2021年4月29日

西荻のこと研究所 メールマガジン 21号 (2021.3.29)

投稿者: nishiogiorg

祝・こと研 卒業
2年間の修士研究を終えて

写真:2020年11月、道路拡幅計画の展示風景

 私事ですが、今年の3月に大学院を修了しました。その修士研究のフィールドとして約2年間、西荻窪のまちに関わらせていただきました。2019年の初夏、地域の人がどのようにまちづくりに関わっていくのかを知りたいといった漠然とした関心から飛び込んだ私をニシオギ空想計画、そして西荻のこと研究所と引き続いて活動に参加させてくださったことに心から感謝しています。今回はそのまとめとして少しスペースをいただいて、私から見た彼らの活動をお話していきたいと思います。
 
 まずは簡単に空想計画のことを振り返ります。空想計画の活動は来街者も含めて西荻窪というまちのことを心から思っている人々がまちに関わっていくきっかけとなっていたと思います。

 現行の制度上においてまちづくりの参加対象としてあげられるのは地権者や住民、商業者など直接その土地の変化に影響を受ける人々です。私の地元である大田区で私の家から徒歩圏内である池上駅でもまちづくりフォーラムが開催されていますが、駅周辺の地権者の組織が行政や企業とともに考えたまちづくり案を説明されるだけで意見を言うなどということができません。またまちづくりカフェというまちづくりの拠点としてつくられたカフェも広報通りの運用はされておらず、直接影響を受けない人間は口を挟む余地もないのかと落胆しました。

 そのため、空想計画においては「自由に空想する」というテーマの下、住民も来街者も好き勝手にまちの未来を考えて話を膨らませたり、昔のまちを思い返したりしている姿がとても印象に残っています。

 ここでならばまちを思っている人が意見をいえるようなまちづくりの糸口を見つけられるかもしれない、そういう思いで図々しくもミーティングやイベント準備に参加し続けました。2019年の秋に行われた企画展示の準備を、熱意を持ちながらでもどこかゆるく楽しそうに行っている姿に、私までも研究のためではなく個人として西荻窪のまちづくりに関わっていきたいという思いになりました。このように空想計画の活動は周囲を巻き込みながらだんだんとその輪が大きくなっていく、そんなものであったように感じています。

 次に西荻のこと研究所について思い返していきます。2019年に空想計画が一旦の終わりを迎えると知り、私は内心残念に思っていました。住民・来街者を問わず、まちの未来を考えていく意見交換の場としての空想計画は、その活動からあらたな市民活動が派生して全体としてまちづくりが行われていく予感を感じさせていました。空想計画は継続していくことでより多くの活動のきっかけとなると考えていたからです。

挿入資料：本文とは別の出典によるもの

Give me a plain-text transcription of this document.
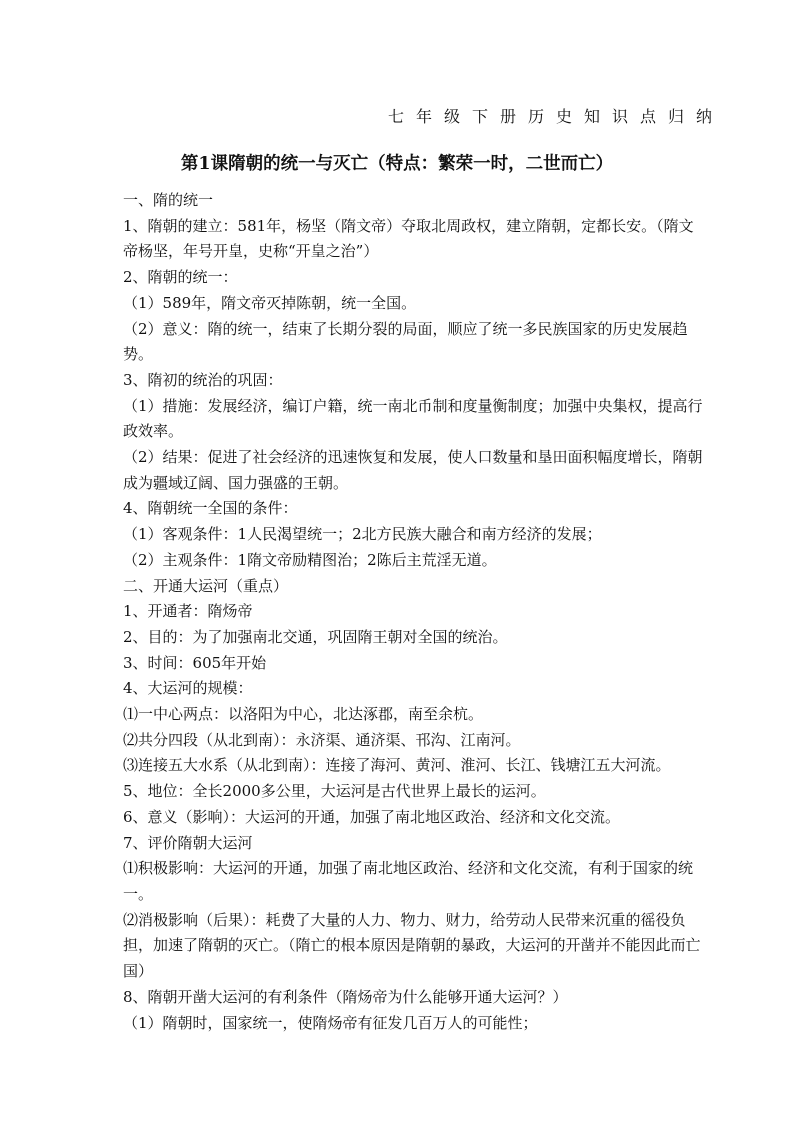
七年级下册历史知识点归纳
第1课隋朝的统一与灭亡（特点：繁荣一时，二世而亡）
一、隋的统一
1、隋朝的建立：581年，杨坚（隋文帝）夺取北周政权，建立隋朝，定都长安。（隋文帝杨坚，年号开皇，史称“开皇之治”）
2、隋朝的统一：
（1）589年，隋文帝灭掉陈朝，统一全国。
（2）意义：隋的统一，结束了长期分裂的局面，顺应了统一多民族国家的历史发展趋势。
3、隋初的统治的巩固：
（1）措施：发展经济，编订户籍，统一南北币制和度量衡制度；加强中央集权，提高行政效率。
（2）结果：促进了社会经济的迅速恢复和发展，使人口数量和垦田面积幅度增长，隋朝成为疆域辽阔、国力强盛的王朝。
4、隋朝统一全国的条件：
（1）客观条件：1人民渴望统一；2北方民族大融合和南方经济的发展；
（2）主观条件：1隋文帝励精图治；2陈后主荒淫无道。
二、开通大运河（重点）
1、开通者：隋炀帝
2、目的：为了加强南北交通，巩固隋王朝对全国的统治。
3、时间：605年开始
4、大运河的规模：
⑴一中心两点：以洛阳为中心，北达涿郡，南至余杭。
⑵共分四段（从北到南）：永济渠、通济渠、邗沟、江南河。
⑶连接五大水系（从北到南）：连接了海河、黄河、淮河、长江、钱塘江五大河流。
5、地位：全长2000多公里，大运河是古代世界上最长的运河。
6、意义（影响）：大运河的开通，加强了南北地区政治、经济和文化交流。
7、评价隋朝大运河
⑴积极影响：大运河的开通，加强了南北地区政治、经济和文化交流，有利于国家的统一。
⑵消极影响（后果）：耗费了大量的人力、物力、财力，给劳动人民带来沉重的徭役负担，加速了隋朝的灭亡。（隋亡的根本原因是隋朝的暴政，大运河的开凿并不能因此而亡国）
8、隋朝开凿大运河的有利条件（隋炀帝为什么能够开通大运河？）
（1）隋朝时，国家统一，使隋炀帝有征发几百万人的可能性；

 しかし2020年からは似た活動を行っている人々と合流して道路問題という具体的な問題に対して実際にアプローチをかけようと動いている姿を見て、空想が実るまで待っていられないから活動の次元を一つ上げたのだと納得しました。確かに道路計画はすでに動き出しており、結果が出るまで長期戦になるだろう空想計画は戦略としてマッチしていなかったのだと思います。

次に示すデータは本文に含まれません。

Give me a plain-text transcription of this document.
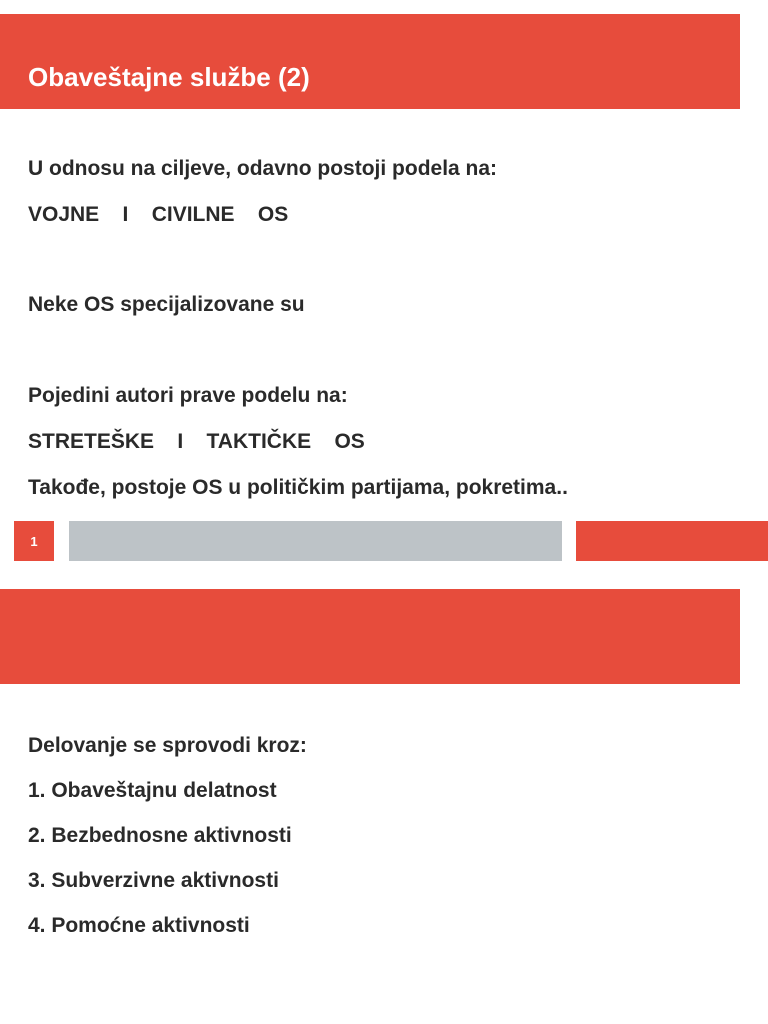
Obaveštajne službe (2)
U odnosu na ciljeve, odavno postoji podela na:
VOJNE    I    CIVILNE    OS
Neke OS specijalizovane su
Pojedini autori prave podelu na:
STRETEŠKE    I    TAKTIČKE    OS
Takođe, postoje OS u političkim partijama, pokretima..
1
Delovanje se sprovodi kroz:
1. Obaveštajnu delatnost
2. Bezbednosne aktivnosti
3. Subverzivne aktivnosti
4. Pomoćne aktivnosti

 こと研のミーティングに参加するようになってからは新しく知り合ったメンバーが多く、こんなにもまちづくりに意欲的な人が多いのだなと驚きました。またそれぞれが各々の専門性を活かしてまちづくりに関わろうとしていました。当然、空想計画のようにただ理想を話し合っているのではなく、現実の課題に向き合っているためにメンバーへの負担が大きくなっていると感じる場面も多く感じられました。しかしそのような時でもメンバーが自分の関心に基づいて旗振り役を変えながら活動を続けてきました。そのため途中で活動が途切れることなく、少しずつ理想へと歩みを進めているのだと思います。このようにこと研は壁にぶつかったとしてもあきらめずに多様なアプローチをすることでその壁を乗り越えることを試みています。今年も新しいプロジェクトが動き出しているので私も今後を楽しみにしています。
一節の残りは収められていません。